SmartKNN follows a clear, incremental versioning strategy focused on correctness, performance, and production readiness.

Major releases introduce architectural or behavioral changes.
Minor releases focus on stability, safety, and incremental improvements.

This page documents notable releases and their design intent.


Release 0.2.0 — SmartKNN v2

SmartKNN v2 marks a major architectural milestone.
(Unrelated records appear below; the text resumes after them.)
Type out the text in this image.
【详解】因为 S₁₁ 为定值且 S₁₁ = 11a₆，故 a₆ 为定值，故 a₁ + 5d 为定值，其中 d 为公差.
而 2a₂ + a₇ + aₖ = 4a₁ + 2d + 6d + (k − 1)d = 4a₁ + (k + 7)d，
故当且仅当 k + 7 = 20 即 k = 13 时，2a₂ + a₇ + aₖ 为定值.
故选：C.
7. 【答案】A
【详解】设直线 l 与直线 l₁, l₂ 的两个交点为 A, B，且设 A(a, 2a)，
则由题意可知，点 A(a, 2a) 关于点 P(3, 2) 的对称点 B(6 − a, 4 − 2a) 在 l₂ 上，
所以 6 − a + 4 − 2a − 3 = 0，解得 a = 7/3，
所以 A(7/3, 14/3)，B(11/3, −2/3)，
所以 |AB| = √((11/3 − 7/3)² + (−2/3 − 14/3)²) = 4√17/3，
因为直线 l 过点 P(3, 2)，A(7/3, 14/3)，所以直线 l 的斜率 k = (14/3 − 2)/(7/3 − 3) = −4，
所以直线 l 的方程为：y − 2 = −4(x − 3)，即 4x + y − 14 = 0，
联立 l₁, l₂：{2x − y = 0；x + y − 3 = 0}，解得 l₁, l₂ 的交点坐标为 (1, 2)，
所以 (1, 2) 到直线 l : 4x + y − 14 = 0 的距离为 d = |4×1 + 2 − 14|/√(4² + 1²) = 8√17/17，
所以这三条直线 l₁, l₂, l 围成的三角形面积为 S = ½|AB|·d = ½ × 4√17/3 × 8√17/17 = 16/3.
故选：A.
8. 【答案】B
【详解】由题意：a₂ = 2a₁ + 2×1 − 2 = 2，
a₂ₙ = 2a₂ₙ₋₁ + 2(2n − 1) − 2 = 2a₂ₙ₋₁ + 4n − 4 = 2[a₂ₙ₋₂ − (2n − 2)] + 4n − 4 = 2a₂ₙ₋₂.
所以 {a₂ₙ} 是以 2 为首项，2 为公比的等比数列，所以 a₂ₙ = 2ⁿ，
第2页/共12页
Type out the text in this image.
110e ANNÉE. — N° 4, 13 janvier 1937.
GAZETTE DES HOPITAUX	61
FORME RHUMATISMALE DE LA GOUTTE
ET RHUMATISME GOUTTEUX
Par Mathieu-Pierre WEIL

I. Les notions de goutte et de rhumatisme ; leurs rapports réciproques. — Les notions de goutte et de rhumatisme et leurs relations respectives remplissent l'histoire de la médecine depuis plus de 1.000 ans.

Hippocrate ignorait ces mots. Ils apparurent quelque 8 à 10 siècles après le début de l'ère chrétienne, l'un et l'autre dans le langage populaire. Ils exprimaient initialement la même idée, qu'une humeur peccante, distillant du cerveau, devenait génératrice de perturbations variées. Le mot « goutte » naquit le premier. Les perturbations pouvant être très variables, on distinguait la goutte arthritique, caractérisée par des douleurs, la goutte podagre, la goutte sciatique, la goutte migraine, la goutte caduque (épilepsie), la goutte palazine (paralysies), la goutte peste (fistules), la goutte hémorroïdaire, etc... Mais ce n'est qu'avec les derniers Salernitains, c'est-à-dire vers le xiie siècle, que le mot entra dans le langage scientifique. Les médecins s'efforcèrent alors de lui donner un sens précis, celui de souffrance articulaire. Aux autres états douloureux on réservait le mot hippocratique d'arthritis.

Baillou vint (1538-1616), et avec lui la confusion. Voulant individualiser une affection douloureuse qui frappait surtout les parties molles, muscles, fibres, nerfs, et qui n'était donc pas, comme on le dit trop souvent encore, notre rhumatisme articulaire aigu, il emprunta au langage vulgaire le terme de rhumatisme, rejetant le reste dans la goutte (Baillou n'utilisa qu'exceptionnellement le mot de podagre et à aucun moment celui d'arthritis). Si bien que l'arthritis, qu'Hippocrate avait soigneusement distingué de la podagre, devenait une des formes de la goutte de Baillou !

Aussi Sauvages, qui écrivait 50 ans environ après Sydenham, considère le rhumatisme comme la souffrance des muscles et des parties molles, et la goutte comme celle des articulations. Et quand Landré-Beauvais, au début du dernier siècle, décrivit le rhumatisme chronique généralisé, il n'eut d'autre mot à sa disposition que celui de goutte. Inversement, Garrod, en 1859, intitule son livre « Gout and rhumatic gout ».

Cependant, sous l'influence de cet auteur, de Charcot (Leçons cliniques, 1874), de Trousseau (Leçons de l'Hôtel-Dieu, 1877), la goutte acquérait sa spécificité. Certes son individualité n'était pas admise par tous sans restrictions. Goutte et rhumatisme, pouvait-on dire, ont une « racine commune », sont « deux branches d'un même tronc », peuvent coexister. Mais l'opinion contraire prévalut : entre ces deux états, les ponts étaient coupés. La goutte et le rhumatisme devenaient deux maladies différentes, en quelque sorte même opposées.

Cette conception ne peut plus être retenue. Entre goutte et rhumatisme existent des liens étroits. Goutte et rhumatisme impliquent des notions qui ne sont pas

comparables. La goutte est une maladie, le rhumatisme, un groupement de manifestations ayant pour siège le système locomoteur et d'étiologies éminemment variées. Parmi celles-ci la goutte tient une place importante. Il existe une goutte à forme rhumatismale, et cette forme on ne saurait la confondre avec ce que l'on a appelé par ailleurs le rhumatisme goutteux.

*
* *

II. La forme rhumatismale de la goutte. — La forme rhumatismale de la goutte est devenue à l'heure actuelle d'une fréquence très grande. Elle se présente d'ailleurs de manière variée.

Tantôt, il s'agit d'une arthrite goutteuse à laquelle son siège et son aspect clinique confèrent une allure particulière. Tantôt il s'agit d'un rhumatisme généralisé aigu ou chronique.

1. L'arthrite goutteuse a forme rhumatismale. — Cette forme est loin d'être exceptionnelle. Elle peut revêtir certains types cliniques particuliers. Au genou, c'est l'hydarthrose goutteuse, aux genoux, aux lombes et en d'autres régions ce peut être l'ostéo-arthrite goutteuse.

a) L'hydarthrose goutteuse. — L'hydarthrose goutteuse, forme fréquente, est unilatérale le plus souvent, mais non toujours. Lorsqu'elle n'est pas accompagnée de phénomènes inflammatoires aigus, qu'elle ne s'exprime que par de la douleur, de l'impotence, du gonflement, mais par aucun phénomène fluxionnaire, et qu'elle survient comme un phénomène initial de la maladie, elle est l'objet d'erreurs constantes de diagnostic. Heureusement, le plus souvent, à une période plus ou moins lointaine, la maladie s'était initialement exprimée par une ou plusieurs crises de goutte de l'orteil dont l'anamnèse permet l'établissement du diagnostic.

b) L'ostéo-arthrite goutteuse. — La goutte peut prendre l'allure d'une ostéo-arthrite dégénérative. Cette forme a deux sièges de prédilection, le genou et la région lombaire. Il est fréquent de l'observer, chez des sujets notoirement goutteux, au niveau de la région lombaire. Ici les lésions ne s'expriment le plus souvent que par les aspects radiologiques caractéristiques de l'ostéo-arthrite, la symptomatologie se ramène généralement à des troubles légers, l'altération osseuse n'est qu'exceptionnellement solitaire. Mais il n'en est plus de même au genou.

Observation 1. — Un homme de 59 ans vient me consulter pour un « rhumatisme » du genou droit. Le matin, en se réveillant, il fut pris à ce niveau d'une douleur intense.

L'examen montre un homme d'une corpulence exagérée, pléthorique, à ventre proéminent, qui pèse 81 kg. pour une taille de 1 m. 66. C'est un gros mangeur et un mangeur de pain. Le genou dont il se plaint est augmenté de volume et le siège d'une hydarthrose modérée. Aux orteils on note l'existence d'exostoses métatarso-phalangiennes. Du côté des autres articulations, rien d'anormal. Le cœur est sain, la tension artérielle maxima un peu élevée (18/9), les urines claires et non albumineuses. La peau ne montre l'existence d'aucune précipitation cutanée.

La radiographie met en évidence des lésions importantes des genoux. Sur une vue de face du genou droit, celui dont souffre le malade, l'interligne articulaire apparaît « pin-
This release introduces a fully optimized, scalable system supporting both classification and regression with ultra-low latency inference.


Major Changes

  • Full classification support restored
  • Introduction of a scalable ANN backend for fast neighbor search
  • Brute-force backend retained and optimized for small datasets
  • Designed to scale to millions of rows with predictable latency

New Features

Backend Architecture

  • Approximate Nearest Neighbor (ANN) backend
  • Optimized for large datasets
  • Optional GPU support for neighbor search
  • Tunable parameters:
    • nlist — number of coarse clusters
    • nprobe — number of clusters searched per query
  • Safe default values provided

  • Automatic backend selection

  • Brute backend for small datasets
  • ANN backend for medium and large datasets
  • Automatic fallback to brute-force if ANN quality checks fail

Core Capabilities

  • Full support for classification and regression
  • Distance-weighted voting for classification
  • Distance-weighted local regression for regression
  • Feature masking via weight thresholding
  • Robust internal handling of NaN / Inf values

Evaluation and Reporting

  • Unified automatic evaluation engine
  • Automatic task-type inference from target values
  • Built-in metrics:
  • Regression: MSE, RMSE, MAE, R²
  • Classification: Accuracy, Precision, Recall, F1, Confusion Matrix
  • Safe handling of NaN / Inf during evaluation
  • Supports non-numeric classification labels

Performance Improvements

  • Fully vectorized NumPy execution
  • Numba acceleration added for:
  • Distance computation
  • Core inner loops
  • Ultra-low latency inference compared to v1
  • Faster configuration and training compared to v1
  • Stress-tested on large and heavy datasets

Benchmarks

  • Extensive benchmarking across:
  • Classification tasks
  • Regression tasks
  • Large-scale datasets
  • Demonstrates:
  • Significant speedups over v1
  • Competitive CPU-only latency compared to tree-based models

Known Limitations

  • ANN quality depends on dataset characteristics and parameter tuning
  • GPU support is limited to neighbor search
  • Probability calibration is not yet available

Release 0.1.1 — SmartKNN v1.1

This release focused on stability and correctness.


Changes

  • Classification temporarily disabled due to correctness concerns
  • Introduction of explicit feature weight control parameters:
  • alpha
  • beta
  • gamma

Notes

  • Feature weight learning remained accuracy-focused but computationally expensive
  • This release prioritized correctness over functionality
  • Served as a stabilization phase before the v2 redesign

Release 0.1.0 — SmartKNN v1 (Initial Release)

SmartKNN is born.

This was the first public release introducing the core ideas behind SmartKNN.


Core Features

  • Automatic feature weight learning
  • Automatic preprocessing
  • Automatic detection of:
  • Classification
  • Regression
  • Internal handling of NaN / Inf values
  • Feature masking via weight thresholding
  • Pure Python + NumPy implementation

Design Characteristics

  • Accuracy-first approach
  • Not fully vectorized
  • No ANN or GPU support
  • Limited scalability for large datasets

Known Issues

  • Feature weight learning was slow and did not scale well
  • Classification outputs returned numeric values instead of labels
  • Focused primarily on correctness rather than performance

Versioning Philosophy

SmartKNN versioning follows these principles:

  • Correctness before performance
  • Explicit documentation of breaking changes
  • Stable inference behavior within a major version
  • Incremental evolution with clear intent

Users are encouraged to review release notes before upgrading between major versions.


Summary

SmartKNN has evolved from a correctness-focused prototype into a production-ready, high-performance nearest-neighbor system.

Each release reflects deliberate engineering decisions rather than incremental hacks, with transparency around trade-offs and limitations.